Traditions and Encounters, AP Edition (Bentley), 5th Edition

Chapter 38: A World without Borders


Globalization is the unifying concept of this last chapter. The collapse of communism in the 1990s ushered in a new world economic order. The image of a world without borders suggests a world in which economies, technologies, ideas, and cultures are all interconnected. Through mass media, mass production, and mass transportation, the world has become smaller and more integrated. For many societies this process has significantly improved standards of living. In other societies the results have been more mixed. Aspects of the process of globalization include the following:

  • Global institutions. The world is increasingly shaped by multinational agencies and organizations. Global corporations operate apart from the restrictions imposed by any one government or legal system. Nongovernmental organizations (NGOs) try to address international problems without binding themselves to the policies of any single country.
  • Global economy. Since World War II, the industrial nations have tried to eliminate barriers to free trade, such as protective tariffs and import duties.
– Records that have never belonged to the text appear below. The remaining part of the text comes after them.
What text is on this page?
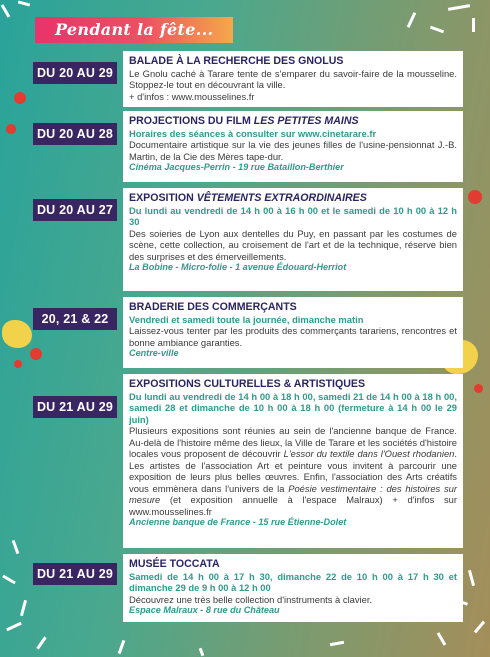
Pendant la fête...
DU 20 AU 29
BALADE À LA RECHERCHE DES GNOLUS
Le Gnolu caché à Tarare tente de s'emparer du savoir-faire de la mousseline. Stoppez-le tout en découvrant la ville.
+ d'infos : www.mousselines.fr
DU 20 AU 28
PROJECTIONS DU FILM LES PETITES MAINS
Horaires des séances à consulter sur www.cinetarare.fr
Documentaire artistique sur la vie des jeunes filles de l'usine-pensionnat J.-B. Martin, de la Cie des Mères tape-dur.
Cinéma Jacques-Perrin - 19 rue Bataillon-Berthier
DU 20 AU 27
EXPOSITION VÊTEMENTS EXTRAORDINAIRES
Du lundi au vendredi de 14 h 00 à 16 h 00 et le samedi de 10 h 00 à 12 h 30
Des soieries de Lyon aux dentelles du Puy, en passant par les costumes de scène, cette collection, au croisement de l'art et de la technique, réserve bien des surprises et des émerveillements.
La Bobine - Micro-folie - 1 avenue Édouard-Herriot
20, 21 & 22
BRADERIE DES COMMERÇANTS
Vendredi et samedi toute la journée, dimanche matin
Laissez-vous tenter par les produits des commerçants tarariens, rencontres et bonne ambiance garanties.
Centre-ville
DU 21 AU 29
EXPOSITIONS CULTURELLES & ARTISTIQUES
Du lundi au vendredi de 14 h 00 à 18 h 00, samedi 21 de 14 h 00 à 18 h 00, samedi 28 et dimanche de 10 h 00 à 18 h 00 (fermeture à 14 h 00 le 29 juin)
Plusieurs expositions sont réunies au sein de l'ancienne banque de France. Au-delà de l'histoire même des lieux, la Ville de Tarare et les sociétés d'histoire locales vous proposent de découvrir L'essor du textile dans l'Ouest rhodanien. Les artistes de l'association Art et peinture vous invitent à parcourir une exposition de leurs plus belles œuvres. Enfin, l'association des Arts créatifs vous emmènera dans l'univers de la Poésie vestimentaire : des histoires sur mesure (et exposition annuelle à l'espace Malraux) + d'infos sur www.mousselines.fr
Ancienne banque de France - 15 rue Étienne-Dolet
DU 21 AU 29
MUSÉE TOCCATA
Samedi de 14 h 00 à 17 h 30, dimanche 22 de 10 h 00 à 17 h 30 et dimanche 29 de 9 h 00 à 12 h 00
Découvrez une très belle collection d'instruments à clavier.
Espace Malraux - 8 rue du Château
Many nations have formed trade associations, such as the EU and ASEAN, which grant special trading privileges to member states. Free trade favors those states with the cheapest manufactured goods and often undermines indigenous handicrafts.
  • Global culture. The products of the global economy have come to dominate consumer tastes all over the world. Consumers increasingly define themselves with reference to brand names and current fashions. The global culture is enhanced through the instant access of telecommunications and the Internet.
  • Global migrations. The global economy seeks out the cheapest labor and resources, and as a result, millions of workers have relocated to new industrial centers seeking opportunities. Problems of rapid urbanization and environmental degradation often result. Some migrants have been the unwilling victims of trafficking and even slavery.
  • Global inequities. The global economy favors nations with capital and highly developed economies. Those nations that are economically dependent find it difficult to break out of that role, although the "little tigers" of Asia demonstrate that this is possible. New technologies create a "digital divide" between the wealthy and the poorer nations.
  • Resistance to globalization. Such dramatic changes have met with resistance from many quarters. Many cultures perceive a threat to their traditions and values. Islamic countries in particular have resisted the sexualized images of western pop culture.